Division of Microbiology, Graduate Institute of Biomedical Sciences, Chang Gung University, Kwei-Shan District, Tao-Yuan, Taiwan.
Chang Gung Immunology Consortium, Chang Gung Memorial Hospital and Chang Gung University, Kwei-Shan District, Tao-Yuan, Taiwan.
Department of General Surgery, Chang Gung Memorial Hospital, Tao-Yuan, Taiwan.

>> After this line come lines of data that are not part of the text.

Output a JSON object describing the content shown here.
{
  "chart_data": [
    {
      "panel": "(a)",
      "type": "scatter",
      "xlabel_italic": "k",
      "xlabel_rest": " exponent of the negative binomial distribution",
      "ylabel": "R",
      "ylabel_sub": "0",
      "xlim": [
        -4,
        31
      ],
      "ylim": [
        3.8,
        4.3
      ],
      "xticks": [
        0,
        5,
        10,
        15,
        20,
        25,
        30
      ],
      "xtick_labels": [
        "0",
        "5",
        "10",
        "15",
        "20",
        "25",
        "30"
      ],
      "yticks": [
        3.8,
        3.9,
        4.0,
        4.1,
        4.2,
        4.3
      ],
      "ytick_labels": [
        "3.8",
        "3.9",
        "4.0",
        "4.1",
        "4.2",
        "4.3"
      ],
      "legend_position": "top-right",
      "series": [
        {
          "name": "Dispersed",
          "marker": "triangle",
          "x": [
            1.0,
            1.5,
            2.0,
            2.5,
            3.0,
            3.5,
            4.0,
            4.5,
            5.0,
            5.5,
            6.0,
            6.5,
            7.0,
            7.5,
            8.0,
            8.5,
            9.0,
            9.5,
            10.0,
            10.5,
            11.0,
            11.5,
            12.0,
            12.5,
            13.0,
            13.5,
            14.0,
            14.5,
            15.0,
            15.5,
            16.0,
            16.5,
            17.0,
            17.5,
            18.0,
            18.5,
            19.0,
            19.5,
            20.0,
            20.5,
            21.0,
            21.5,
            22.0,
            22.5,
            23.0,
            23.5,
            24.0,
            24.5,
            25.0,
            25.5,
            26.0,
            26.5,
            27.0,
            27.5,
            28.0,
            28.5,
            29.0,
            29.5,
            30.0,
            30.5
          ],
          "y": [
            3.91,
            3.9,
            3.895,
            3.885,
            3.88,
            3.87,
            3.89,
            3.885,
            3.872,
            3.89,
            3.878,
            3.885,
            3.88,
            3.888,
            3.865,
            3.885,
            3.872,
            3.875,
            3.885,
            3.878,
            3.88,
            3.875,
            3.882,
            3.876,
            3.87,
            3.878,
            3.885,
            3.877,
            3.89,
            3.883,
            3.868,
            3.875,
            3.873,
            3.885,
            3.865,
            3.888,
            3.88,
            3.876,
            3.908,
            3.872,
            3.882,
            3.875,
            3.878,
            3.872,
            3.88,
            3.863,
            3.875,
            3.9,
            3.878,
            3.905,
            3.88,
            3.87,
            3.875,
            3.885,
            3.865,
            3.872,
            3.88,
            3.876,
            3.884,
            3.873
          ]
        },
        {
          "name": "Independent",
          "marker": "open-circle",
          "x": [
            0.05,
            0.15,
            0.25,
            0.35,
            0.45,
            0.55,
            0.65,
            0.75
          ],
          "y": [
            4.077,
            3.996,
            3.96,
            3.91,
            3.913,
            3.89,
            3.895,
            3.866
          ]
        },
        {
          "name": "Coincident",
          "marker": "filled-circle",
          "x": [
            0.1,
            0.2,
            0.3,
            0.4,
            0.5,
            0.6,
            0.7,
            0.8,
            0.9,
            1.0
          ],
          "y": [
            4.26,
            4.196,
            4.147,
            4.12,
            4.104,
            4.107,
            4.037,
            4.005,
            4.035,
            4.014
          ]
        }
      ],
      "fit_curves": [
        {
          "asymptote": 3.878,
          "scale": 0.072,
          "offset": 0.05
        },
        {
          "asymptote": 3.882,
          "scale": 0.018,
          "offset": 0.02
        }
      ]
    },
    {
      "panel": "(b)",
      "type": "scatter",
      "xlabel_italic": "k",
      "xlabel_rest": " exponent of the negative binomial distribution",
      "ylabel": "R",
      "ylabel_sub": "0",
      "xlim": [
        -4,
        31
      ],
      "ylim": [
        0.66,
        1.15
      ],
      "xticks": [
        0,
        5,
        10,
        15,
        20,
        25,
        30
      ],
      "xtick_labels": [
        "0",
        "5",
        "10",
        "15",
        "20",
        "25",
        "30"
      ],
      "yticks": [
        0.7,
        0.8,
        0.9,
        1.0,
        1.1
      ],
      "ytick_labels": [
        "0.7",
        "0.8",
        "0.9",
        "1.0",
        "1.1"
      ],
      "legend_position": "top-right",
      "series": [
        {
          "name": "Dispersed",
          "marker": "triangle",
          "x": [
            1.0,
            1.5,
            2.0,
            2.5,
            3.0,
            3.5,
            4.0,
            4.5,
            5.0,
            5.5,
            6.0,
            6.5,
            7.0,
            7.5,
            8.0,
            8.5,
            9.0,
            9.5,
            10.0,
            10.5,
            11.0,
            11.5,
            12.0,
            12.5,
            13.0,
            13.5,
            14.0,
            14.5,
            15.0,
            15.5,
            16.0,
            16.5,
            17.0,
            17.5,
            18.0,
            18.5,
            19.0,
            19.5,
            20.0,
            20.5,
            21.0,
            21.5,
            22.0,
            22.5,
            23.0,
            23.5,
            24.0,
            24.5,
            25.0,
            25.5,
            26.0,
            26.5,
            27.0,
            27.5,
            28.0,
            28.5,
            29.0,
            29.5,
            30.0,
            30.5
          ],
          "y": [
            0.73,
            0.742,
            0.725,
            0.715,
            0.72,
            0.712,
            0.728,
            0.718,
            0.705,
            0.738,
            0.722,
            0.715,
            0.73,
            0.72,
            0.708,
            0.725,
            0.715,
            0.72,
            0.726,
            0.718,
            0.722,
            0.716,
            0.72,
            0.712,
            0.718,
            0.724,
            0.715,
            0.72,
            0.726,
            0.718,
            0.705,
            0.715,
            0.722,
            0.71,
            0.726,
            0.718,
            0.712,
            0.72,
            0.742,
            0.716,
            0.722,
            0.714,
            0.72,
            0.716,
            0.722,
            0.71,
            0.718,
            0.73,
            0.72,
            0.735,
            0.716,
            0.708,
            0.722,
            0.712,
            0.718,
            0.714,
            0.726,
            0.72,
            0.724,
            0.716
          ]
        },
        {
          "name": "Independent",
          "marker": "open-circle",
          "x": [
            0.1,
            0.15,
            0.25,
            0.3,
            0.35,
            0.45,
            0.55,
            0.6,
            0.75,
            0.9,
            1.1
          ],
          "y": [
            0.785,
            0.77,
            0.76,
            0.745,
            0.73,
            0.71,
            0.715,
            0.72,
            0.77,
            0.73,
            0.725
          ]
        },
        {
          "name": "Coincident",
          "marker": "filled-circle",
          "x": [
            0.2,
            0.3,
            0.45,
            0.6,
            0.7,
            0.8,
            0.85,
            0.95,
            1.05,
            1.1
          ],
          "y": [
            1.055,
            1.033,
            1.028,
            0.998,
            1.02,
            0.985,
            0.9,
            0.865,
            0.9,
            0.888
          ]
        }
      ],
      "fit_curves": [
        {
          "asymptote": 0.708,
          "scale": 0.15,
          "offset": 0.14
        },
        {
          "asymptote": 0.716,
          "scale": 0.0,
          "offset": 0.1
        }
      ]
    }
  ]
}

Coelomocytes represent the immune cells of echinoderms, but detailed knowledge about their roles during immune responses is very limited. One major challenge for studying coelomocyte biology is the lack of reagents to identify and purify distinct populations defined by objective molecular markers rather than by morphology-based classifications that are subjective at times. Glycosylation patterns are known to differ significantly between cell types in vertebrates, and furthermore they can vary depending on the developmental stage and activation states within a given lineage. Thus fluorescently labeled lectins that recognize distinct glycan structures on cell surface proteins are routinely used to identify discrete cell populations in the vertebrate immune system. Here we now employed a panel of fifteen fluorescently-labeled lectins to determine differences in the glycosylation features on the surface of Strongylocentrotus purpuratus coelomocytes by fluorescence microscopy and flow cytometry. Eight of the lectins (succinylated wheat germ agglutinin, Len culinaris lectin, Pisum sativum agglutinin, Saphora japonica agglutinin, Solanum tuberosum lectin, Lycopersicon esculentum lectin, Datura stramonium lectin, Vicia villosa lectin) showed distinct binding patterns to fixed and live cells of three major coelomocyte classes: phagocytic cells, red spherule cells, and vibratile cells. Importantly, almost all lectins bound only to a subgroup of cells within each cell type. Lastly, we established fluorescently-labeled lectin-based fluorescence activated cell sorting as a strategy to purify distinct S. purpuratus coelomocyte (sub-)populations based on molecular markers. We anticipate that this will become a routine approach in future studies focused on dissecting the roles of different coelomocytes in echinoderm immunity.